This Is How You Make Sure Google Indexes Your Website The Way You Want
Jul 31st - 3min.
Most companies clearly indicate with a robot.txt (and a sitemap.XML) which pages their website contains to make it easier for Google to crawl them. This way, you define all the URLs that you have.
Every website wants to be indexed or scraped by search engines. To make sure a website gets indexed, many companies clearly indicate which pages their website contains to make it easier for Google to crawl them. This can be done with robots.txt and sitemap.XML files. Thanks to these files you’re able to index your own website and define all your URLs. By determining the pages that are important for your Search Engine Optimization, you’ll push Google in the right direction.
With a robots.txt file or Robots Exclusion Protocol, you can configure which pages Google may or may not index. In short, you give Google instructions on how to crawl your site. You can find the robots.txt file of a website by looking for: domain/txt for example https://www.bol.com/robots.txt.
Nail down how much time there should be between scraping actions
A company is not okay with a single computer suddenly making 15,000 site visits in a few minutes. That's why they indicate in their robots.txt file how many seconds there should be between the automated website visits. To give you an idea, at Bol.com this is a delay of 20 seconds.
Since SEO is so important to many companies, they want to be actively indexed by Google, just think of web shops for example. In this way, they (unconsciously) also open their doors to other data miners. To prevent their site from crashing, they tell scrapers how to deal with the indexation of their website.
Apply specific restrictions to search engine bots
URLs that direct to customer shopping baskets or personalization are restricted for search engines. For each “user agent”, i.e. per search engine bot, a website or company can indicate which URLs may or may not be indexed.

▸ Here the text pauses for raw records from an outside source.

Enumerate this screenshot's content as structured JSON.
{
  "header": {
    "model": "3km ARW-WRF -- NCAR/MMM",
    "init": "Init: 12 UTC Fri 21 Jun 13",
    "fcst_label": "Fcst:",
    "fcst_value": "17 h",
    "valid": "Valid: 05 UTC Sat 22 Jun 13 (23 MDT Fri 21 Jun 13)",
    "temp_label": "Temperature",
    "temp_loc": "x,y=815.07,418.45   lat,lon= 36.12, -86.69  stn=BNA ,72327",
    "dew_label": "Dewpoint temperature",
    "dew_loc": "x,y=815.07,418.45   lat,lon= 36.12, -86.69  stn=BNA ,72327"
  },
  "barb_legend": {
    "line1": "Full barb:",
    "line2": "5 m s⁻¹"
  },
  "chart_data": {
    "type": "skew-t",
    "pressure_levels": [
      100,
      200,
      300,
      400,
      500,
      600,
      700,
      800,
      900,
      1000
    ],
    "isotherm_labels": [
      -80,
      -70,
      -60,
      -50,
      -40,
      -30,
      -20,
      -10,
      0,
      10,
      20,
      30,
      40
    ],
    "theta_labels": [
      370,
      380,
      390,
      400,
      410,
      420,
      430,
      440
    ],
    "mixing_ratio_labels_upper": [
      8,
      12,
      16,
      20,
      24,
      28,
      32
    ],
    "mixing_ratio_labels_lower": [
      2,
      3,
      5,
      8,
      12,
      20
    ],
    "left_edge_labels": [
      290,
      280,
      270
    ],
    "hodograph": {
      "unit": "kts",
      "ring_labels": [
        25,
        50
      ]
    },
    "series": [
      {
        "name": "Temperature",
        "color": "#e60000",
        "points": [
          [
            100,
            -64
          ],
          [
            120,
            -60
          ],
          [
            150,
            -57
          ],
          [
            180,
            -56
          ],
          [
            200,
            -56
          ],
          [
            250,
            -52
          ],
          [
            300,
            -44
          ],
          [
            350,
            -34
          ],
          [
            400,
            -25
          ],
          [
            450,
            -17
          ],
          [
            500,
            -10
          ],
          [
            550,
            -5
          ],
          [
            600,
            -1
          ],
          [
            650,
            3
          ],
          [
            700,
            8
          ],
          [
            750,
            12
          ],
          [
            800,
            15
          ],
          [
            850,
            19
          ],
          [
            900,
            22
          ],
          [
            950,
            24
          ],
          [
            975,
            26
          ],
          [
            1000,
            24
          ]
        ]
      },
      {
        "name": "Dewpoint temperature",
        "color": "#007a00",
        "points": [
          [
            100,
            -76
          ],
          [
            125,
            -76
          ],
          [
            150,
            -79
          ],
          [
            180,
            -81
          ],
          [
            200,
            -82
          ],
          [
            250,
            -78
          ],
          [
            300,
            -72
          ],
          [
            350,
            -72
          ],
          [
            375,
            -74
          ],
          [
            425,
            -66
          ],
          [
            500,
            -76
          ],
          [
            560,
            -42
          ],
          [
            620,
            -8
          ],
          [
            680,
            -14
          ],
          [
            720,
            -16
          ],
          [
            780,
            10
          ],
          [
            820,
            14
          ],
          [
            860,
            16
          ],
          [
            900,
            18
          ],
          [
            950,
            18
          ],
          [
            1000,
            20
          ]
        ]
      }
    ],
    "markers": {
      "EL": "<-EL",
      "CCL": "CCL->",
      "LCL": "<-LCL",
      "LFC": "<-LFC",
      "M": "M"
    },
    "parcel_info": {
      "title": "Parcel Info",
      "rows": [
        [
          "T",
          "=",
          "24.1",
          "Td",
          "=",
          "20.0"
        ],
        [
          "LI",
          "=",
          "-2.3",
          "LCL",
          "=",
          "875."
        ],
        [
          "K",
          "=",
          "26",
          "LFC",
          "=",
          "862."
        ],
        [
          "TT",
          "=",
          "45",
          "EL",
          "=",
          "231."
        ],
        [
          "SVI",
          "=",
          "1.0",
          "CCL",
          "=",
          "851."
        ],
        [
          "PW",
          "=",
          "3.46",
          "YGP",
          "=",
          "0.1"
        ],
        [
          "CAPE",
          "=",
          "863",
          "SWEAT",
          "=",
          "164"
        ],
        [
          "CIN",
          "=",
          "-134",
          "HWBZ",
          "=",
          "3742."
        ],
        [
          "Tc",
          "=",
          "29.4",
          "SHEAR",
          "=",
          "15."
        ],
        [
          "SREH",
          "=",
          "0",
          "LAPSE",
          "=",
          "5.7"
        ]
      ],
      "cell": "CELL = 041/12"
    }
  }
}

All other bots are (in most cases) not allowed to crawl. This is the case with LinkedIn for example. Only the defined bots are allowed to index them. Sometimes other bots are given the opportunity to apply for crawling.
Please note that robots.txt files aren’t binding. Search engines are in theory not obliged to comply with your provisions.
To understand this better, we created a metaphor: your robots.txt file is a ski slope. It tells you where to ski and what to expect on a piste, but there is no one stopping you from skiing off-piste. Search engines can also index pages without following the right ski slopes.
The robots.txt document also tells you where to find the sitemap.XML, read more about this below.
With a sitemap.XML you list all the URLs you have, with their associated metadata. For each URL, you're able to see when a product was last updated and how important certain pages (URLs) are for a website. For example, bestsellers have a higher priority to be indexed, which is quite important if you offer 20,000,000 products like Bol.com. Search engines can use this information to crawl websites in a more targeted way.